Galaxy in the constellation Boötes

NGC 5698 is a barred spiral galaxy in the constellation of Boötes. Its velocity with respect to the cosmic microwave background is 3782±11 km/s, which corresponds to a Hubble distance of 55.78 ± 3.91 Mpc. However, 7 non-redshift measurements give a closer mean distance of 47.286 ± 3.535 Mpc. It was discovered by German-British astronomer William Herschel on 16 May 1787.
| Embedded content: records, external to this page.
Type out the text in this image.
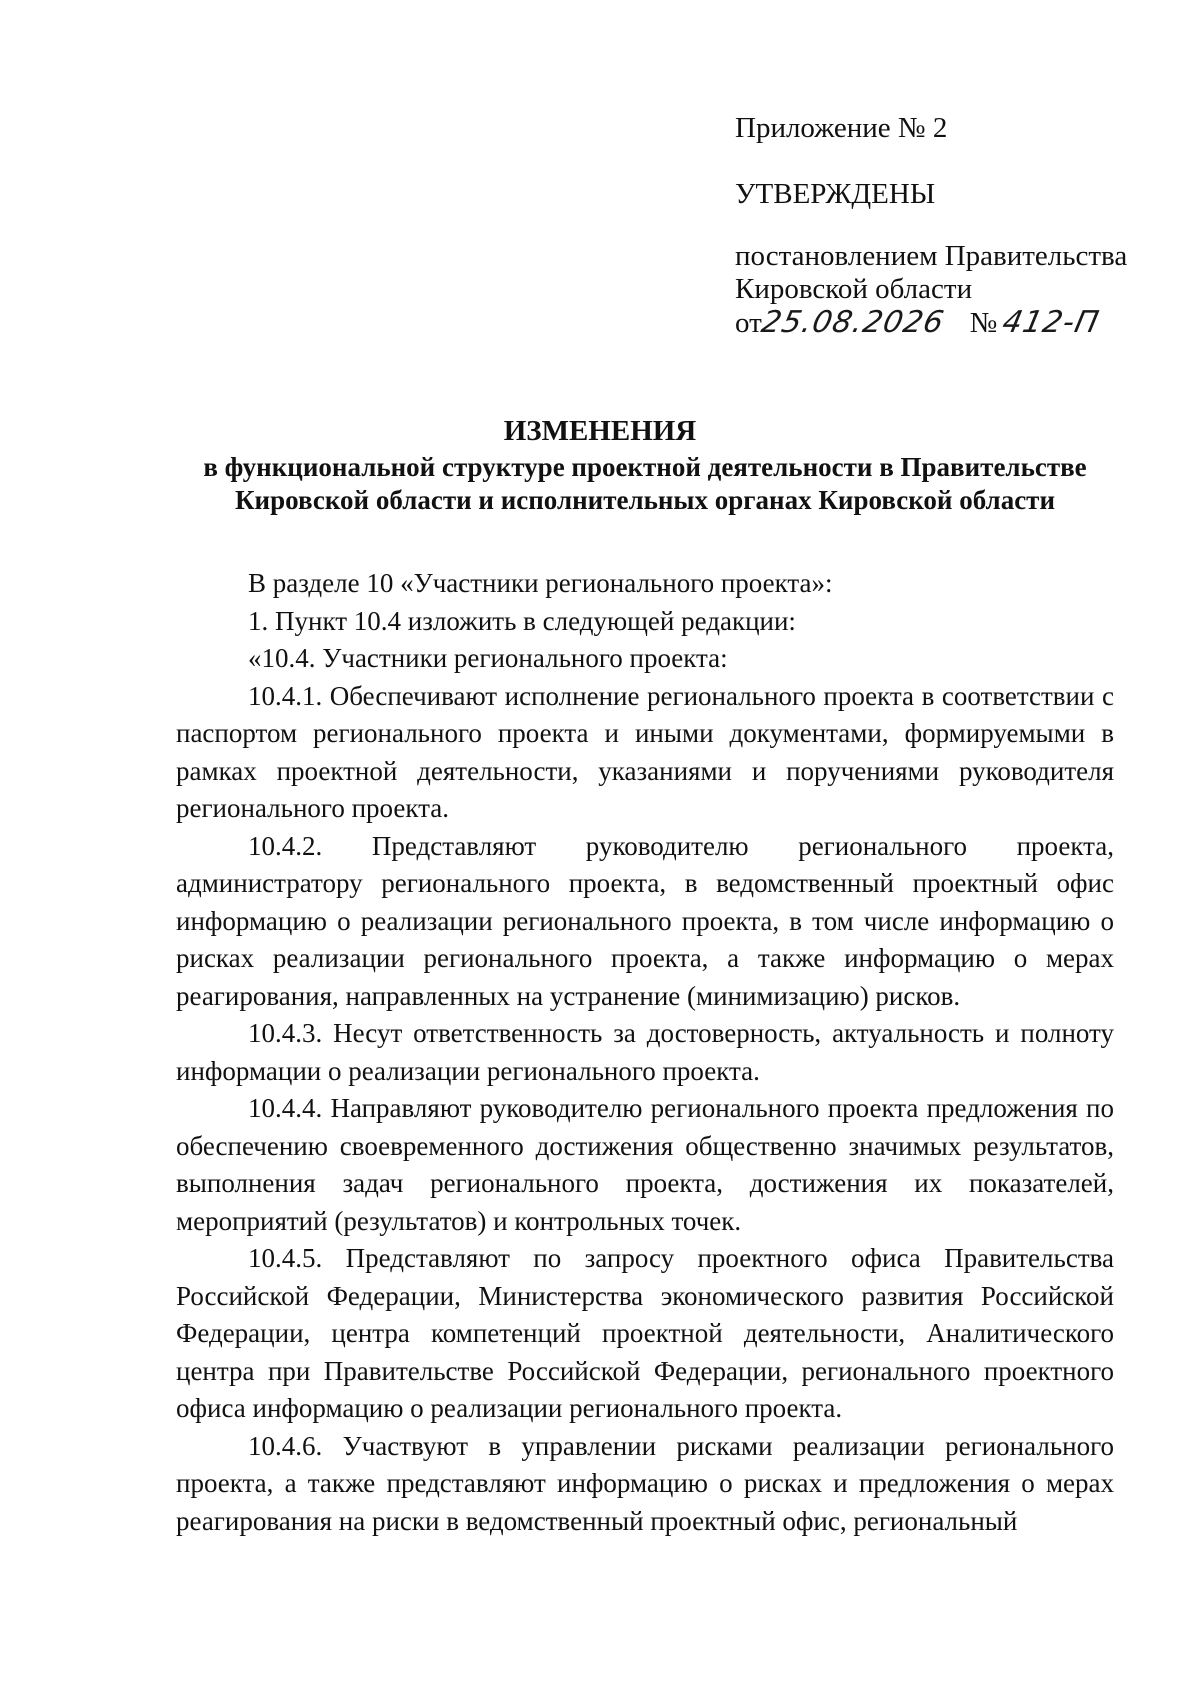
Приложение № 2
УТВЕРЖДЕНЫ
постановлением Правительства
Кировской области
от25.08.2026 №412-П
ИЗМЕНЕНИЯ
в функциональной структуре проектной деятельности в Правительстве Кировской области и исполнительных органах Кировской области

В разделе 10 «Участники регионального проекта»:

1. Пункт 10.4 изложить в следующей редакции:

«10.4. Участники регионального проекта:

10.4.1. Обеспечивают исполнение регионального проекта в соответствии с паспортом регионального проекта и иными документами, формируемыми в рамках проектной деятельности, указаниями и поручениями руководителя регионального проекта.

10.4.2. Представляют руководителю регионального проекта, администратору регионального проекта, в ведомственный проектный офис информацию о реализации регионального проекта, в том числе информацию о рисках реализации регионального проекта, а также информацию о мерах реагирования, направленных на устранение (минимизацию) рисков.

10.4.3. Несут ответственность за достоверность, актуальность и полноту информации о реализации регионального проекта.

10.4.4. Направляют руководителю регионального проекта предложения по обеспечению своевременного достижения общественно значимых результатов, выполнения задач регионального проекта, достижения их показателей, мероприятий (результатов) и контрольных точек.

10.4.5. Представляют по запросу проектного офиса Правительства Российской Федерации, Министерства экономического развития Российской Федерации, центра компетенций проектной деятельности, Аналитического центра при Правительстве Российской Федерации, регионального проектного офиса информацию о реализации регионального проекта.

10.4.6. Участвуют в управлении рисками реализации регионального проекта, а также представляют информацию о рисках и предложения о мерах реагирования на риски в ведомственный проектный офис, региональный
NGC 5698 is a radio galaxy, i.e. it has giant regions of radio emission extending well beyond its visible structure. Additionally, NGC 5698 has a possible active galactic nucleus, i.e. it has a compact region at the center of a galaxy that emits a significant amount of energy across the electromagnetic spectrum, with characteristics indicating that this luminosity is not produced by the stars.

==Supernova==
One supernova has been observed in NGC 5698:
- SN 2005bc (Type Ia, mag. 16.6) was discovered by the Lick Observatory Supernova Search (LOSS), and independently by Tim Puckett and L. Cox, on 2 April 2005.